The Rapture is a Protestant eschatological doctrine of a secret removal of Christians before the end times — not taught by the Catholic Church, which awaits one glorious Second Coming.

The Rapture is a doctrine held by many evangelical and fundamentalist Protestants — particularly those influenced by Dispensationalism — that before or during a period of great tribulation, Christ will "rapture" (secretly take up) faithful Christians from the earth, either before, during, or after a seven-year period of tribulation. This doctrine is not part of Catholic teaching (CCC 673–677).

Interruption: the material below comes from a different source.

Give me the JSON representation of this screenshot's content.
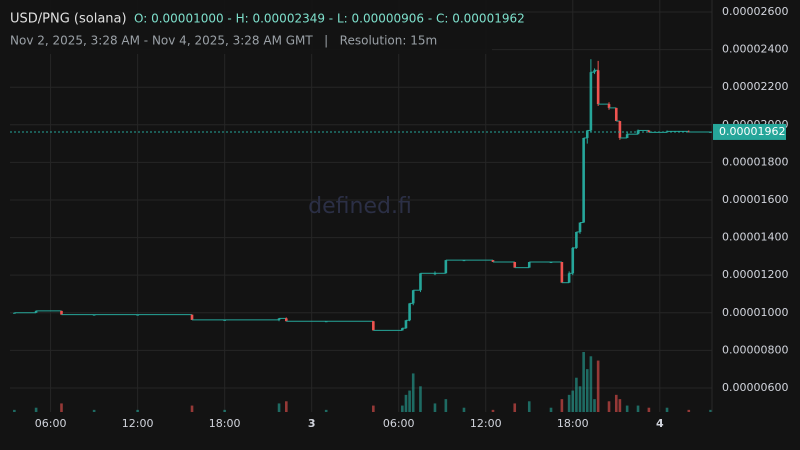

The Biblical Basis Claimed

The primary texts cited for the Rapture include 1 Thessalonians 4:15–17 ("we who are alive will be caught up together with them in the clouds to meet the Lord in the air") and Matthew 24:40–41 ("one will be taken and one left"). Dispensationalists read these as references to a secret removal of Christians distinct from the Second Coming.

The Catholic Reading

The Catholic Church does not teach a secret Rapture distinct from the Second Coming. The texts cited are read by the Church as referring to the general resurrection and the public, glorious return of Christ at the end of time — one event, not two. The "meeting of the Lord in the air" in 1 Thessalonians is understood as the welcoming of the returning King, not a secret extraction (CCC 1001).

Frequently Asked Questions

When was the Rapture doctrine developed? The doctrine of a pre-tribulation Rapture was developed primarily by John Nelson Darby in the 1830s. It is unknown in patristic literature, medieval theology, or the Reformers. It is a 19th-century theological novelty that has spread widely in American evangelical culture but has no basis in the Church's ancient tradition.

May the Lord bless you and keep you.